Beefy eggs

June 20th, 2006

Hey hey happy hamsters!

It’s been mighty quiet round here for a while. So here’s some random information that you won’t care about.

I’m working three days a week for Safety Advisory Services at the University of Leeds. That’s right bitches, I’m in the SAS 😀

I spend my days messing with their website and also doing typing and photocopying work. Woo woo!

Nothing I have done is yet online at the tremendously exciting website, www.leeds.ac.uk/safety

Entry Filed under: Chris,What I Did Today

20 Comments

  • 1. Ian Mac Mac Mac McIver  |  June 20th, 2006 at 21:00

    You’re part of the safety patrol? So what, you wear a sash and walk around the halls checking for people running and dropping promiscuous litter? 😛

  • 2. Chris  |  June 20th, 2006 at 21:24

    So far I have been protecting the welfare of students and staff by converting the brand new Waste Management Manual into web pages. Yay!

  • 3. Ian Mac Mac Mac Mac McIver  |  June 21st, 2006 at 12:06

    Woozle Wuzzle whadda? That sounds like… you need a new job 😛

  • 4. Chris  |  June 21st, 2006 at 18:25

    Nothing wrong with the Waste Management Manual. How I loved converting the graphics showing the correct bag sealing procedure for sacks of clinical waste!

    Did you know faeces are only category 2 clinical waste?

  • 5. Kevil  |  June 21st, 2006 at 19:40

    I’M writing this from my new mobile bloody clever this modern technology innit! I’m sure my feces must be at least grade 4

  • 6. Ian Mac Mac Mac McIver  |  June 21st, 2006 at 20:06

    You spelt faeces wrong Kev 😛 can’t be that great technology if it can’t even deal with a small spelling error!

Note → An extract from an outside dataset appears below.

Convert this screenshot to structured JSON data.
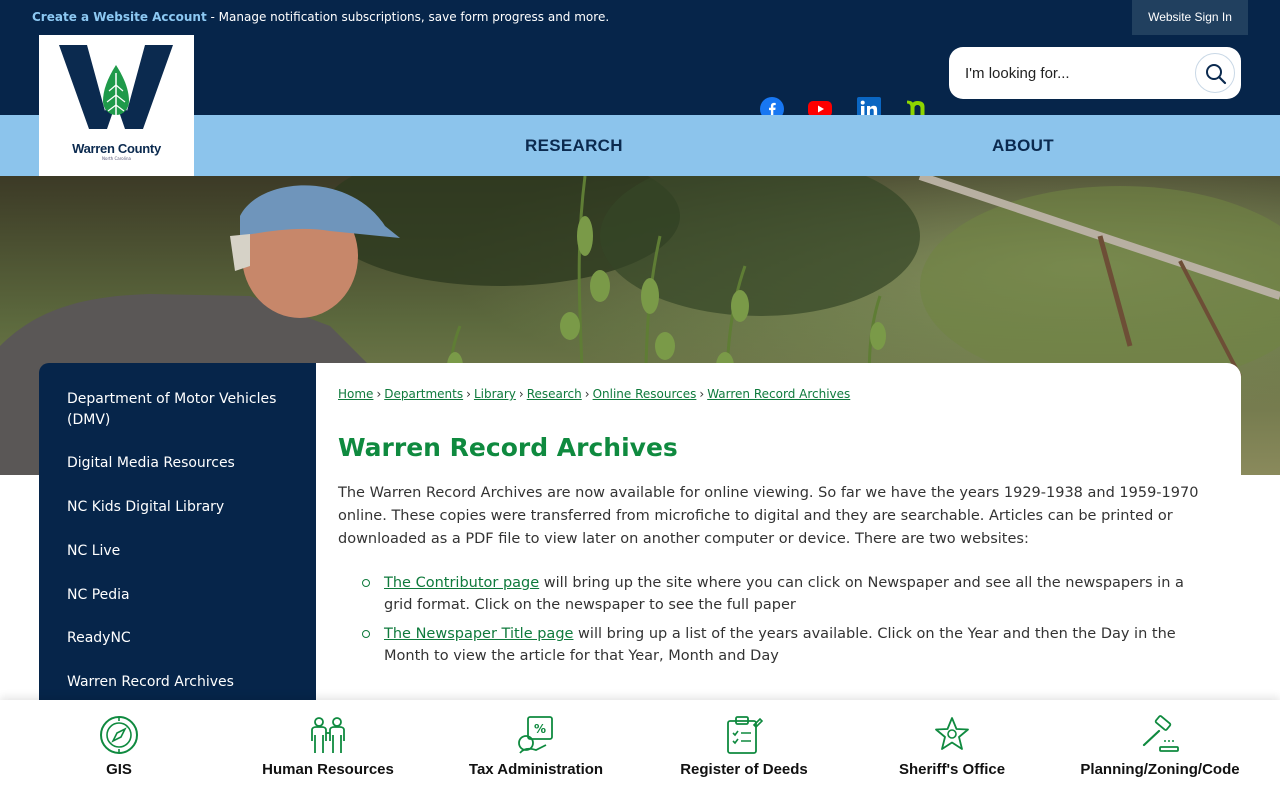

    So what’s a level three Marshall? King Kong Poo? 😀

  • 7. Chris  |  June 21st, 2006 at 22:41

    You fools! You clearly know nothing about the classification of clinical waste! There are only two categories of hazard. Level 1 are the most dangerous, including blood and “vaginal secretions”. Level 2 includes faeces and sputum.

    Hooray for useless knowledge!

    (The correct way to seal a bag of clinical waste, by the way, is swan-necking, and the HSE recommends each bag is no more than 60% full.)

  • 8. Ian Mac Mac Mac Mac McIver  |  June 22nd, 2006 at 08:29

    So… no King Kong poo then? That’s a shame. Is there not like level three for something not as bad as sputum and faeces but not as nice as chocolate cake and rainbows? Like say erm, sweat or evil rainbows?

  • 9. Chris  |  June 22nd, 2006 at 19:18

    There is a secret class 3, which is reserved for magical waste.

  • 10. Ian Mac Mac Mac McIver  |  June 22nd, 2006 at 19:59

    Is that like unicorn poo then?

  • 11. Kevil  |  June 22nd, 2006 at 22:59

    There’s a special category for paul daniels’ poop? That seems a bit ott

  • 12. Ian Mac Mac Mac Mac McIver  |  June 23rd, 2006 at 08:54

    It does seem a bit ott, yes of course Kev *ponders exactly what Kev means by ott as it’s not a word, at least not one he knows, but he doesn’t own a dictionary so he could be wrong – COULD be. Considers buying one but then just types it in his phone and nothing comes up – acknowledges he is right* 😛

  • 13. Chris  |  June 23rd, 2006 at 12:20

    I think Debbie McGee’s piss is included in level 3…

  • 14. Ian Mac Mac Mac Mac McIver  |  June 23rd, 2006 at 12:36

    I’m still giggling at ‘Beefy Eggs’ 😀 and the eggs! and the eggs! and the eggs!

  • 15. Chris  |  June 23rd, 2006 at 16:27

    Beefy eggs are infinitely better than eggy beefs, as any lemur will tell you.

  • 16. Ian Mac Mac Mac Mac McIver  |  June 23rd, 2006 at 16:58

    Couldn’t have said it better myself. I would prefer beefy eggs any day of the week. Except wednesday. Because that’s a day for legs isn’t it Kev? Kev? Like Nicki Spink?

  • 17. Chris  |  June 24th, 2006 at 20:51

    EEFY BEGGS!

  • 18. Ian Mac Mac Mac McIver  |  June 25th, 2006 at 08:47

    POTS TATOAS!

  • 19. Kevil  |  June 26th, 2006 at 10:06

    I had an idea once, but someone annexed it

  • 20. Ian Mac Mac Mac Mac McIver  |  June 26th, 2006 at 13:05

    Yeah I once had a saying that said that “I had an idea once, but someone annexed it” and then someone annexed it. What a mindjob.